Tracking State in a Database
When you’re processing tens of thousands of records, you need to know what’s been processed and what hasn’t. I track batches in a simple table:
def save_batch_to_db(batch, batch_size: int):
new_batch = JobSummaryBatch(
batch_id=batch.id,
input_file_id=batch.input_file_id,
status=batch.status,
description=batch.metadata.get("description", ""),
num_jobs=batch_size
)
with next(get_session()) as session:
session.add(new_batch)
session.commit()
This pattern of query for unprocessed records, submit a batch, track the batch, track your own processing, repeat is the core loop that lets you process arbitrary amounts of data over time without manual intervention.
Tips for Maximum Cost Efficiency
After processing 60,000 job postings, here’s what I’ve learned:
Use the cheapest model that works. For extraction tasks, gpt-4.1-nano is unfortunately no longer available, so gpt-5-nano is usually your best option for summaries and text extraction. Save the expensive models for tasks that actually need reasoning. The pricing page is a good starting point. If you’re flexible you can also have multiple models to increase the maximum number of queued tokens, which is mostly per model category (e.g. 4, 4o, 5, etc.)

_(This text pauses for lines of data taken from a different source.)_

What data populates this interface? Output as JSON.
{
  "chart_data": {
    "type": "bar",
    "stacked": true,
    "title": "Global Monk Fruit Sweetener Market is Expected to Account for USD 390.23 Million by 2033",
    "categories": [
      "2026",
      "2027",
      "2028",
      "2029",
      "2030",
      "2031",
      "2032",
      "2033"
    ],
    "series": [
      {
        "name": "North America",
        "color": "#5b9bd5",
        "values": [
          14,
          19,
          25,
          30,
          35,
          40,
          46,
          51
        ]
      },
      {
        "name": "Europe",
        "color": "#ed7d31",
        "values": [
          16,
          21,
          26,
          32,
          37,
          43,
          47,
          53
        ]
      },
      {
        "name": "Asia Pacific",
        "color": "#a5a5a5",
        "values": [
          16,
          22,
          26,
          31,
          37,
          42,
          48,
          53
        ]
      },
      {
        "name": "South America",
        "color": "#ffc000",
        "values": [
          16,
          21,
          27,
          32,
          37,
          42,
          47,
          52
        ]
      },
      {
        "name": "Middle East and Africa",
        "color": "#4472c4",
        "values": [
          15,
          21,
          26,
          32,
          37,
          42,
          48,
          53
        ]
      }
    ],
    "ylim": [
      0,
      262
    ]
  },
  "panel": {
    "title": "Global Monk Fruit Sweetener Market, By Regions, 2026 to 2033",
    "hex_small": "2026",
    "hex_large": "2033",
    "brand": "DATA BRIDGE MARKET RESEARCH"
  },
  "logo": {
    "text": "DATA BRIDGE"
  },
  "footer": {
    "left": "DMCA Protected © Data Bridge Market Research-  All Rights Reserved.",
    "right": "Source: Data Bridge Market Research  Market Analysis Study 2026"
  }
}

Keep prompts tight. And your tokens tighter. Every word in your system prompt is repeated for every request. A 500-token prompt across 60,000 requests adds up fast. My ratio was around 10/2.5 for input/output tokens. Input and output can be priced differently depending on your model.
Try before you buy. Play around with a few different models on 10-20 documents to see the token counts, types of responses, hallucinations, etc.

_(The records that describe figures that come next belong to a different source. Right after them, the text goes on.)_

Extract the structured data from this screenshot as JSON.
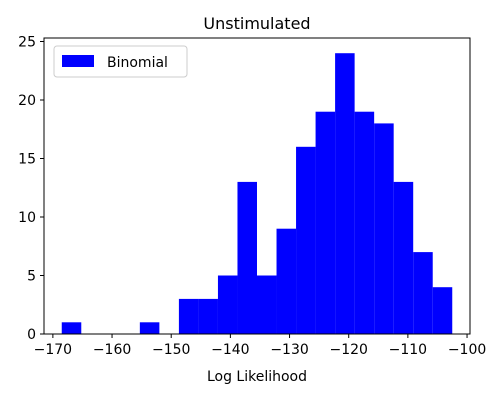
{
  "chart_data": {
    "type": "bar",
    "title": "Unstimulated",
    "xlabel": "Log Likelihood",
    "ylabel": "",
    "xlim": [
      -171.5,
      -99.5
    ],
    "ylim": [
      0,
      25.3
    ],
    "bin_width": 3.3,
    "series": [
      {
        "name": "Binomial",
        "color": "#0000ff",
        "bins": [
          {
            "x0": -168.5,
            "x1": -165.2,
            "count": 1
          },
          {
            "x0": -165.2,
            "x1": -161.9,
            "count": 0
          },
          {
            "x0": -161.9,
            "x1": -158.6,
            "count": 0
          },
          {
            "x0": -158.6,
            "x1": -155.3,
            "count": 0
          },
          {
            "x0": -155.3,
            "x1": -152.0,
            "count": 1
          },
          {
            "x0": -152.0,
            "x1": -148.7,
            "count": 0
          },
          {
            "x0": -148.7,
            "x1": -145.4,
            "count": 3
          },
          {
            "x0": -145.4,
            "x1": -142.1,
            "count": 3
          },
          {
            "x0": -142.1,
            "x1": -138.8,
            "count": 5
          },
          {
            "x0": -138.8,
            "x1": -135.5,
            "count": 13
          },
          {
            "x0": -135.5,
            "x1": -132.2,
            "count": 5
          },
          {
            "x0": -132.2,
            "x1": -128.9,
            "count": 9
          },
          {
            "x0": -128.9,
            "x1": -125.6,
            "count": 16
          },
          {
            "x0": -125.6,
            "x1": -122.3,
            "count": 19
          },
          {
            "x0": -122.3,
            "x1": -119.0,
            "count": 24
          },
          {
            "x0": -119.0,
            "x1": -115.7,
            "count": 19
          },
          {
            "x0": -115.7,
            "x1": -112.4,
            "count": 18
          },
          {
            "x0": -112.4,
            "x1": -109.1,
            "count": 13
          },
          {
            "x0": -109.1,
            "x1": -105.8,
            "count": 7
          },
          {
            "x0": -105.8,
            "x1": -102.5,
            "count": 4
          }
        ]
      }
    ],
    "xticks": [
      -170,
      -160,
      -150,
      -140,
      -130,
      -120,
      -110,
      -100
    ],
    "xtick_labels": [
      "−170",
      "−160",
      "−150",
      "−140",
      "−130",
      "−120",
      "−110",
      "−100"
    ],
    "yticks": [
      0,
      5,
      10,
      15,
      20,
      25
    ],
    "ytick_labels": [
      "0",
      "5",
      "10",
      "15",
      "20",
      "25"
    ],
    "grid": false,
    "legend_position": "top-left"
  }
}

Use flex mode for one-offs. When you need to process something outside your normal batch cycle, flex mode gives you the same 50% discount on individual requests—they’re just slightly slower and less reliable. Right now it’s nice for testing small things.
Handle failures gracefully. Some requests will fail. Some responses will be malformed. Build your pipeline to retry and move on rather than stopping at the first error.
The real unlock here isn’t any single technique, it’s recognizing that LLMs are now cheap enough to use for bulk data processing. The same extraction task that would have required weeks of manual work or expensive specialized services can now run overnight for pocket change. That changes what’s possible and what you can achieve on your own.